Objective To determine the prevalence of lifetime history of traumatic brain injury (TBI) with loss of consciousness (LOC) among adult, non-institutionalised residents of Ohio.

Methods We analysed data from 2014 Ohio Behavioral Risk Factor Surveillance System, which included a state-specific module designed to elicit lifetime history of TBI.

Results Of non-institutionalised adults 18 years and over living in Ohio, 21.7% reported at least one lifetime TBI with LOC, 2.6% experienced at least one moderate or severe such injury, 9.1% experienced a TBI with LOC before age 15 years and 10.8% experienced either TBI with LOC before age 15 years or a moderate or severe injury. Males, those with lower incomes and those unable to work were more likely to have incurred at least one TBI with LOC, multiple TBIs with LOC, a moderate or severe TBI and a TBI with LOC before age15.
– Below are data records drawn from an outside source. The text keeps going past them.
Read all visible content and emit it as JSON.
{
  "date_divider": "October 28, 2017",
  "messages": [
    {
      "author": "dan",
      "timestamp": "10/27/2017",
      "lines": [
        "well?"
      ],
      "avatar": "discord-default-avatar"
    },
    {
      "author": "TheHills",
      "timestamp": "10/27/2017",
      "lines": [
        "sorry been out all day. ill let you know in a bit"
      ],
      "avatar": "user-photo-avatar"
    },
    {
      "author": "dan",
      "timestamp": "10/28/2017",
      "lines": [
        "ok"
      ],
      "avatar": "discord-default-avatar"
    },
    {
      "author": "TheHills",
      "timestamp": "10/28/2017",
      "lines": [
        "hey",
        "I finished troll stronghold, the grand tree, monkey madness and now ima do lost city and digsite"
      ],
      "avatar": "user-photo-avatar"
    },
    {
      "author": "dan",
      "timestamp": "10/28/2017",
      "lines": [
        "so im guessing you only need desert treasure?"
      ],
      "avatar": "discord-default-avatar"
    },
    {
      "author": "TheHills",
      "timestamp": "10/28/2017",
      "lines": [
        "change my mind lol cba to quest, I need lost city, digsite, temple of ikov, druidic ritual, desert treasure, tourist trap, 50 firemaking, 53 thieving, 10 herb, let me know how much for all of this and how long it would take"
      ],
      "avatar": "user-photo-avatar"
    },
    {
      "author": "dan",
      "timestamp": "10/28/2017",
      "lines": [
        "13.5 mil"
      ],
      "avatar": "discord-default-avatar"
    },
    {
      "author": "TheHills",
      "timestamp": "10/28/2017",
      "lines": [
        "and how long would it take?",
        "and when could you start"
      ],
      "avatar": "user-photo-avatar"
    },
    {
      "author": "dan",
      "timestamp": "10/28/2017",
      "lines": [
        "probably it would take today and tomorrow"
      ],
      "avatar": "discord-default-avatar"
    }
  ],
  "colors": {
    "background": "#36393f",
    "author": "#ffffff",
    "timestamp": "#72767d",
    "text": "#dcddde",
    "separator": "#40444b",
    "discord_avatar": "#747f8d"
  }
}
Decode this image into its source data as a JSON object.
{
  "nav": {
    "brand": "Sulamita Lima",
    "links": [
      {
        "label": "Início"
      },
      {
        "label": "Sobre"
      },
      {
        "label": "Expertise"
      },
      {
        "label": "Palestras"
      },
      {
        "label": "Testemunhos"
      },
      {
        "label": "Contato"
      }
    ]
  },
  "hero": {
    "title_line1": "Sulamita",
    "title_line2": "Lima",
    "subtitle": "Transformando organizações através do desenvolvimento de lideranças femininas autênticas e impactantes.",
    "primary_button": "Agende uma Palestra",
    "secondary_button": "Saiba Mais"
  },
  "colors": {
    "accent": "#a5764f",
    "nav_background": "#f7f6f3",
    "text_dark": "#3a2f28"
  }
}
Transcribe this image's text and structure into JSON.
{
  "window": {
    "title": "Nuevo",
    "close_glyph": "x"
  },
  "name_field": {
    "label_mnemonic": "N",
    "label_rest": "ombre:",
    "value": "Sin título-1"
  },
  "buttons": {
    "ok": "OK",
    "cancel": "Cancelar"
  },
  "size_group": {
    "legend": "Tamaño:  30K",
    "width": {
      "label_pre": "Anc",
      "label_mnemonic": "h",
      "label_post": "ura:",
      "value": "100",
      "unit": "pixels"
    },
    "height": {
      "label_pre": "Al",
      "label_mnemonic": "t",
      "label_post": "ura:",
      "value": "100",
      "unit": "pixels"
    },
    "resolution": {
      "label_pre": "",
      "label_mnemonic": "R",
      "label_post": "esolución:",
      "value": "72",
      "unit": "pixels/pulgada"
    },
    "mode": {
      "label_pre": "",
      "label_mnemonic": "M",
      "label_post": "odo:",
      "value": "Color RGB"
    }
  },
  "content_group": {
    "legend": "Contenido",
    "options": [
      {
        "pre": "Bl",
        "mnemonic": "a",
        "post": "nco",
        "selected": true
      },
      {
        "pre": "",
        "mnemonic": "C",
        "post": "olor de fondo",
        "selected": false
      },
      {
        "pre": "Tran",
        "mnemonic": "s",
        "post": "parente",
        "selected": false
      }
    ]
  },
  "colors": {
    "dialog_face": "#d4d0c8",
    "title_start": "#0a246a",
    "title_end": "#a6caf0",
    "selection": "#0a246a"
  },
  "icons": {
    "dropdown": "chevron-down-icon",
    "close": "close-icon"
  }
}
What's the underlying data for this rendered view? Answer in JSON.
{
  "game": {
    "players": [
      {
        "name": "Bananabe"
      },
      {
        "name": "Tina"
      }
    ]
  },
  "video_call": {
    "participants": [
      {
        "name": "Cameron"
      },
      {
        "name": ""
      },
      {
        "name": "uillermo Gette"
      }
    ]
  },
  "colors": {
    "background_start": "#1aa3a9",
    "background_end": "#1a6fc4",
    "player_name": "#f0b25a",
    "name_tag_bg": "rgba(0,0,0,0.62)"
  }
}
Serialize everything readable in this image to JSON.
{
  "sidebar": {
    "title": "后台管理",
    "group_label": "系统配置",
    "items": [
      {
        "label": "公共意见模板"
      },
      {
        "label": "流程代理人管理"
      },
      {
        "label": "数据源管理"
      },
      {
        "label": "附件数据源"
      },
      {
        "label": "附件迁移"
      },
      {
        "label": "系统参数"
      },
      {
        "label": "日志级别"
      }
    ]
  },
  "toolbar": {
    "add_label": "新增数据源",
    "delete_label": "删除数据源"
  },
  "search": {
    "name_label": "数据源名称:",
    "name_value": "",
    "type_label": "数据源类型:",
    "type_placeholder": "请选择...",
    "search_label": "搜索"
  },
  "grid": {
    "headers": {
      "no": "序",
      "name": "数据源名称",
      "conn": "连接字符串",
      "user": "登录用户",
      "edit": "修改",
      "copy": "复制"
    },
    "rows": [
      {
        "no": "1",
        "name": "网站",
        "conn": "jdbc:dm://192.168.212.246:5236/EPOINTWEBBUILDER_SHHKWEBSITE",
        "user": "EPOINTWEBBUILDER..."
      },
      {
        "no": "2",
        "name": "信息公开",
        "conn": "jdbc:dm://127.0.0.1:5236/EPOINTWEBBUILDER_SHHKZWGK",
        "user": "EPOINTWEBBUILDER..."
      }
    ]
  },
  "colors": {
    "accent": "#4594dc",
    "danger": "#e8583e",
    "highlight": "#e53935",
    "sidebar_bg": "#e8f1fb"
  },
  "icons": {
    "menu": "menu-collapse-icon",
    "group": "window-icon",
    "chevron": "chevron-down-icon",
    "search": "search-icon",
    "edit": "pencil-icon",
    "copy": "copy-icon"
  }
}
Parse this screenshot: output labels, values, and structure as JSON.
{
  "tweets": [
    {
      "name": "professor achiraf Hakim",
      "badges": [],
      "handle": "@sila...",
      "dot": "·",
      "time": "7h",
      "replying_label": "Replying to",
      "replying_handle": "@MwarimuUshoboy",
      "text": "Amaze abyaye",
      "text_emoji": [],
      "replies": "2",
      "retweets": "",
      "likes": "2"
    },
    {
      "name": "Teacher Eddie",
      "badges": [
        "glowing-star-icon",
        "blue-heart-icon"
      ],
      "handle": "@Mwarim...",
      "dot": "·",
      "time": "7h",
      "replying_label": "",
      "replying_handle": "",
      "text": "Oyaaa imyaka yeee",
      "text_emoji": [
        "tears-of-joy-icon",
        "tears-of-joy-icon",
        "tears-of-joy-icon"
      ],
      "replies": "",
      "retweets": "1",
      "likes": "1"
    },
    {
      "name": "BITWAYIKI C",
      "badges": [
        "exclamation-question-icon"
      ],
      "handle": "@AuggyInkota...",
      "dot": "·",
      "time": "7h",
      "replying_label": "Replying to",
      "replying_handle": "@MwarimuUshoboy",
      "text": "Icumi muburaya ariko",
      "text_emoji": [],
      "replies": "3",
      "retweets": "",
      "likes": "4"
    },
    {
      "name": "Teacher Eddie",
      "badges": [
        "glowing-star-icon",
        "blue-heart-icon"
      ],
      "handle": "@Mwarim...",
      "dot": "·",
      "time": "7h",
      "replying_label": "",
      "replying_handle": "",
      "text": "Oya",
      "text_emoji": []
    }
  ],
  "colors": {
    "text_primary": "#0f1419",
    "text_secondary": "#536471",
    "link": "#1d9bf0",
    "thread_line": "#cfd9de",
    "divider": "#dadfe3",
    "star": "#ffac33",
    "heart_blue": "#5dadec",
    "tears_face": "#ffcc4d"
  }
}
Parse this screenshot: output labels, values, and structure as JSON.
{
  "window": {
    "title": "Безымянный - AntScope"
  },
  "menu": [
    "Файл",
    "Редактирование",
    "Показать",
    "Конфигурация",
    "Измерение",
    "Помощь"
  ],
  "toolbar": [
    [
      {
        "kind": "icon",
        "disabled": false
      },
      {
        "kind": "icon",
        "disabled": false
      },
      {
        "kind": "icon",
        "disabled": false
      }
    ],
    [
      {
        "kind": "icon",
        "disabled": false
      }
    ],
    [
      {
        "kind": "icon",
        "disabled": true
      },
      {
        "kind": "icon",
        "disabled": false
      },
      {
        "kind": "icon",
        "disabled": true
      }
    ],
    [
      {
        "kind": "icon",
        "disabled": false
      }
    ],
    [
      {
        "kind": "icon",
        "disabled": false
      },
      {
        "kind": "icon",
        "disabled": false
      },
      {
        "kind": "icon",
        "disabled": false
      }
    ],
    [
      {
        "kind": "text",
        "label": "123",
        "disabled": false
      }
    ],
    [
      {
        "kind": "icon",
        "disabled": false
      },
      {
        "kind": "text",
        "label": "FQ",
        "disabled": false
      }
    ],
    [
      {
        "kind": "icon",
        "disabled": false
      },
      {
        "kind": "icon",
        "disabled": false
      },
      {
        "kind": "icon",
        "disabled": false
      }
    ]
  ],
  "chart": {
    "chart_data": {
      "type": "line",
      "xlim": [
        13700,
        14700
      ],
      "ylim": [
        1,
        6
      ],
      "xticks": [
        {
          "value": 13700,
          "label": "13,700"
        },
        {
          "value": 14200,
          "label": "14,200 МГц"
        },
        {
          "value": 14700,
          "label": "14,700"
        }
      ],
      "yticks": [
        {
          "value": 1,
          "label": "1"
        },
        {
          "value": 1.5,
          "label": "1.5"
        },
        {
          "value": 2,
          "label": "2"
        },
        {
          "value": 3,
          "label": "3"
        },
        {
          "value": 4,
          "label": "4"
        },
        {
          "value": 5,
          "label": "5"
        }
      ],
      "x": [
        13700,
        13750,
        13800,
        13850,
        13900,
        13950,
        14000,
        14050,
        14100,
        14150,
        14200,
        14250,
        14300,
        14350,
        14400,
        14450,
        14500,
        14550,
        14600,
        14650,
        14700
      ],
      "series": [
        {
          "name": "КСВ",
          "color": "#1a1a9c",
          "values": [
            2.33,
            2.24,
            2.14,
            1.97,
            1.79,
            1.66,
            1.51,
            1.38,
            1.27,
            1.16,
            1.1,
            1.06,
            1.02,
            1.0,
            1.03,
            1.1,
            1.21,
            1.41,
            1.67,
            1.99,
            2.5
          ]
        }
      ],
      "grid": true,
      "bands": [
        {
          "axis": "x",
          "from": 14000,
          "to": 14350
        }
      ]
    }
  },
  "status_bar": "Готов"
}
Conclusions One in five adults experienced TBIs of sufficient severity to cause LOC; 3% experienced at least one moderate or severe TBI and almost 10% experienced a first TBI with LOC before the age of 15 years. The prevalence of lifetime TBI in the present study suggests that there may be a substantially greater burden of injury than concluded from previous prevalence estimates.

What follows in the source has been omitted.